A ascensão do totalitarismo progressista

O totalitarismo cívico não é uma invenção do presente, mas um desdobramento lógico de ideologias esquerdistas que vêm ganhando força há décadas. Sua premissa central é de que o Estado deve ser a autoridade final na definição do bem e do mal, colocando-se no lugar de Deus, e substituindo ou reinterpretando instituições tradicionais como a Igreja e a família. No contexto ocidental, onde a democracia liberal nasceu de valores cristãos, essa mudança representa uma ruptura com as raízes culturais e espirituais que moldaram a civilização ocidental.

Historicamente, a democracia liberal respeitou a liberdade religiosa como um princípio fundamental. Contudo, no mundo atual, a agenda progressista procura redefinir essa liberdade, relativizando-a e subordinando-a a um conjunto de valores que promovem novas identidades baseadas em ideologia, etnia, sexo e orientação sexual. Essa hierarquia identitária rotula pessoas e grupos como “opressores” ou “oprimidos”, marginalizando aqueles que aderem aos valores cristãos tradicionais, que seriam os “opressores”. A nova agenda não busca um diálogo genuíno, mas sim impor uma moralidade secular que é abertamente hostil à fé.

O totalitarismo cívico não é uma invenção do presente, mas um desdobramento lógico de ideologias esquerdistas que vêm ganhando força há décadas

A ascensão dessa ideologia pode ser vista em diversas iniciativas políticas e culturais, como a imposição de normas de inclusão que obrigam organizações religiosas a comprometerem seus princípios e o cerceamento do discurso livre, sob o pretexto de combater “discursos de ódio”. Essas tendências mostram que o totalitarismo progressista não visa a convivência pacífica, mas a eliminação de ideias divergentes.

A intolerância ao cristianismo

Os valores cristãos são especialmente visados pelo progressismo, que os enxerga como um obstáculo para a transformação social pretendida. O cristianismo, com sua ênfase na dignidade humana, na moralidade transcendente e na centralidade da família, desafia a ideia de que o Estado deve ser o árbitro supremo da moralidade. Progressistas radicais frequentemente retratam os cristãos como intolerantes ou retrógrados, ignorando o vasto legado positivo da fé na construção da civilização ocidental.

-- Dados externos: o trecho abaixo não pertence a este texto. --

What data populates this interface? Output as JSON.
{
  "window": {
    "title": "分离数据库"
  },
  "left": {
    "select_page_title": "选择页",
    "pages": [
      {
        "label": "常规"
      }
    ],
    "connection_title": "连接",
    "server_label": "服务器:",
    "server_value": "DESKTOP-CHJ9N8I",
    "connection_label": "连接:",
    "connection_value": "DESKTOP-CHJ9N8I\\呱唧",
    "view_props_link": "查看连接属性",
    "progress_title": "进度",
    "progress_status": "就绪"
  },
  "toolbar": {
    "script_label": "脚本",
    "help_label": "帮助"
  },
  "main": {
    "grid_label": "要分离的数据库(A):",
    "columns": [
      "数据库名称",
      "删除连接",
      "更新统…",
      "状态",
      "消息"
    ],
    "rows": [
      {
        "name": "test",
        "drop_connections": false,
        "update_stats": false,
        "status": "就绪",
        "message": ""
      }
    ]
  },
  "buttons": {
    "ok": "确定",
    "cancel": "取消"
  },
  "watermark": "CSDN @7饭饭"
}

Como Bird observa, o ativismo progressista vê o cristianismo como um “inimigo número um” a ser derrotado. Essa hostilidade se manifesta em iniciativas como a redefinição do casamento e da família, a promoção de políticas que infringem a liberdade de consciência e a marginalização de visões religiosas no espaço público. Tais ações não são meros ataques pontuais, mas fazem parte de um esforço deliberado para reconfigurar a sociedade de acordo com uma moralidade secularizada.

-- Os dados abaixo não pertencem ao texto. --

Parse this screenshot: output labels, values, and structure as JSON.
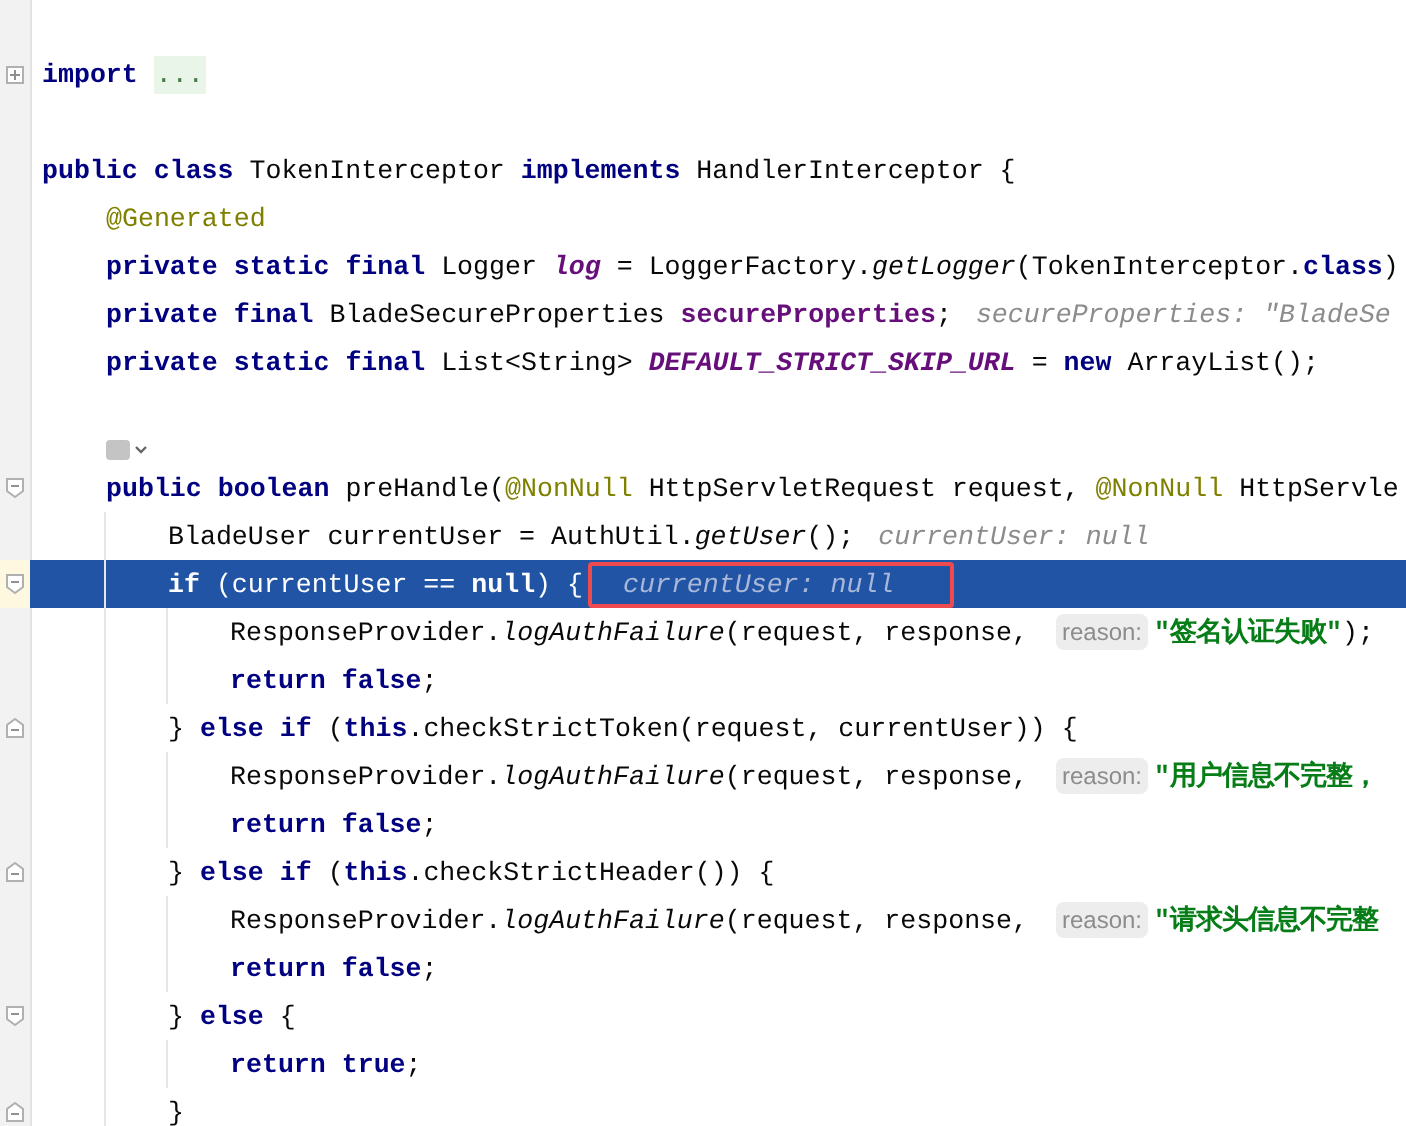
{
  "lines": [
    {
      "kind": "code",
      "selected": false,
      "fold": {
        "kind": "collapsed"
      },
      "tokens": [
        {
          "t": "import ",
          "kind": "kw"
        },
        {
          "t": "...",
          "kind": "folded"
        }
      ]
    },
    {
      "kind": "blank",
      "selected": false
    },
    {
      "kind": "code",
      "selected": false,
      "tokens": [
        {
          "t": "public class ",
          "kind": "kw"
        },
        {
          "t": "TokenInterceptor ",
          "kind": "plain"
        },
        {
          "t": "implements ",
          "kind": "kw"
        },
        {
          "t": "HandlerInterceptor {",
          "kind": "plain"
        }
      ],
      "children": [
        {
          "kind": "code",
          "selected": false,
          "tokens": [
            {
              "t": "@Generated",
              "kind": "ann"
            }
          ]
        },
        {
          "kind": "code",
          "selected": false,
          "tokens": [
            {
              "t": "private static final ",
              "kind": "kw"
            },
            {
              "t": "Logger ",
              "kind": "plain"
            },
            {
              "t": "log",
              "kind": "static"
            },
            {
              "t": " = LoggerFactory.",
              "kind": "plain"
            },
            {
              "t": "getLogger",
              "kind": "method"
            },
            {
              "t": "(TokenInterceptor.",
              "kind": "plain"
            },
            {
              "t": "class",
              "kind": "kw"
            },
            {
              "t": ")",
              "kind": "plain"
            }
          ]
        },
        {
          "kind": "code",
          "selected": false,
          "tokens": [
            {
              "t": "private final ",
              "kind": "kw"
            },
            {
              "t": "BladeSecureProperties ",
              "kind": "plain"
            },
            {
              "t": "secureProperties",
              "kind": "field"
            },
            {
              "t": ";",
              "kind": "plain"
            },
            {
              "t": "secureProperties: \"BladeSe",
              "kind": "hint",
              "outlined": false
            }
          ]
        },
        {
          "kind": "code",
          "selected": false,
          "tokens": [
            {
              "t": "private static final ",
              "kind": "kw"
            },
            {
              "t": "List<String> ",
              "kind": "plain"
            },
            {
              "t": "DEFAULT_STRICT_SKIP_URL",
              "kind": "static"
            },
            {
              "t": " = ",
              "kind": "plain"
            },
            {
              "t": "new ",
              "kind": "kw"
            },
            {
              "t": "ArrayList();",
              "kind": "plain"
            }
          ]
        },
        {
          "kind": "blank",
          "selected": false
        },
        {
          "kind": "inlay",
          "selected": false
        },
        {
          "kind": "code",
          "selected": false,
          "fold": {
            "kind": "start"
          },
          "tokens": [
            {
              "t": "public boolean ",
              "kind": "kw"
            },
            {
              "t": "preHandle(",
              "kind": "plain"
            },
            {
              "t": "@NonNull ",
              "kind": "ann"
            },
            {
              "t": "HttpServletRequest request, ",
              "kind": "plain"
            },
            {
              "t": "@NonNull ",
              "kind": "ann"
            },
            {
              "t": "HttpServle",
              "kind": "plain"
            }
          ],
          "children": [
            {
              "kind": "code",
              "selected": false,
              "tokens": [
                {
                  "t": "BladeUser currentUser = AuthUtil.",
                  "kind": "plain"
                },
                {
                  "t": "getUser",
                  "kind": "method"
                },
                {
                  "t": "();",
                  "kind": "plain"
                },
                {
                  "t": "currentUser: null",
                  "kind": "hint",
                  "outlined": false
                }
              ]
            },
            {
              "kind": "code",
              "selected": true,
              "fold": {
                "kind": "start"
              },
              "tokens": [
                {
                  "t": "if ",
                  "kind": "kw"
                },
                {
                  "t": "(currentUser == ",
                  "kind": "plain"
                },
                {
                  "t": "null",
                  "kind": "kw"
                },
                {
                  "t": ") {",
                  "kind": "plain"
                },
                {
                  "t": "currentUser: null",
                  "kind": "hint",
                  "outlined": true
                }
              ],
              "children": [
                {
                  "kind": "code",
                  "selected": false,
                  "tokens": [
                    {
                      "t": "ResponseProvider.",
                      "kind": "plain"
                    },
                    {
                      "t": "logAuthFailure",
                      "kind": "method"
                    },
                    {
                      "t": "(request, response, ",
                      "kind": "plain"
                    },
                    {
                      "t": "reason:",
                      "kind": "param"
                    },
                    {
                      "t": "\"签名认证失败\"",
                      "kind": "string"
                    },
                    {
                      "t": ");",
                      "kind": "plain"
                    }
                  ]
                },
                {
                  "kind": "code",
                  "selected": false,
                  "tokens": [
                    {
                      "t": "return false",
                      "kind": "kw"
                    },
                    {
                      "t": ";",
                      "kind": "plain"
                    }
                  ]
                }
              ]
            },
            {
              "kind": "code",
              "selected": false,
              "fold": {
                "kind": "end"
              },
              "tokens": [
                {
                  "t": "} ",
                  "kind": "plain"
                },
                {
                  "t": "else if ",
                  "kind": "kw"
                },
                {
                  "t": "(",
                  "kind": "plain"
                },
                {
                  "t": "this",
                  "kind": "kw"
                },
                {
                  "t": ".checkStrictToken(request, currentUser)) {",
                  "kind": "plain"
                }
              ],
              "children": [
                {
                  "kind": "code",
                  "selected": false,
                  "tokens": [
                    {
                      "t": "ResponseProvider.",
                      "kind": "plain"
                    },
                    {
                      "t": "logAuthFailure",
                      "kind": "method"
                    },
                    {
                      "t": "(request, response, ",
                      "kind": "plain"
                    },
                    {
                      "t": "reason:",
                      "kind": "param"
                    },
                    {
                      "t": "\"用户信息不完整，",
                      "kind": "string"
                    }
                  ]
                },
                {
                  "kind": "code",
                  "selected": false,
                  "tokens": [
                    {
                      "t": "return false",
                      "kind": "kw"
                    },
                    {
                      "t": ";",
                      "kind": "plain"
                    }
                  ]
                }
              ]
            },
            {
              "kind": "code",
              "selected": false,
              "fold": {
                "kind": "end"
              },
              "tokens": [
                {
                  "t": "} ",
                  "kind": "plain"
                },
                {
                  "t": "else if ",
                  "kind": "kw"
                },
                {
                  "t": "(",
                  "kind": "plain"
                },
                {
                  "t": "this",
                  "kind": "kw"
                },
                {
                  "t": ".checkStrictHeader()) {",
                  "kind": "plain"
                }
              ],
              "children": [
                {
                  "kind": "code",
                  "selected": false,
                  "tokens": [
                    {
                      "t": "ResponseProvider.",
                      "kind": "plain"
                    },
                    {
                      "t": "logAuthFailure",
                      "kind": "method"
                    },
                    {
                      "t": "(request, response, ",
                      "kind": "plain"
                    },
                    {
                      "t": "reason:",
                      "kind": "param"
                    },
                    {
                      "t": "\"请求头信息不完整",
                      "kind": "string"
                    }
                  ]
                },
                {
                  "kind": "code",
                  "selected": false,
                  "tokens": [
                    {
                      "t": "return false",
                      "kind": "kw"
                    },
                    {
                      "t": ";",
                      "kind": "plain"
                    }
                  ]
                }
              ]
            },
            {
              "kind": "code",
              "selected": false,
              "fold": {
                "kind": "start"
              },
              "tokens": [
                {
                  "t": "} ",
                  "kind": "plain"
                },
                {
                  "t": "else ",
                  "kind": "kw"
                },
                {
                  "t": "{",
                  "kind": "plain"
                }
              ],
              "children": [
                {
                  "kind": "code",
                  "selected": false,
                  "tokens": [
                    {
                      "t": "return true",
                      "kind": "kw"
                    },
                    {
                      "t": ";",
                      "kind": "plain"
                    }
                  ]
                }
              ]
            },
            {
              "kind": "code",
              "selected": false,
              "fold": {
                "kind": "end"
              },
              "tokens": [
                {
                  "t": "}",
                  "kind": "plain"
                }
              ]
            }
          ]
        }
      ]
    }
  ]
}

Por exemplo, movimentos para impor o aborto como direito absoluto ou para normalizar comportamentos que contradizem a doutrina cristã ignoram deliberadamente as implicações morais profundas dessas questões. Cristãos que resistem a estas pautas são frequentemente rotulados como “extremistas” ou “fanáticos”, criando um ambiente onde a livre expressão da fé se torna arriscada.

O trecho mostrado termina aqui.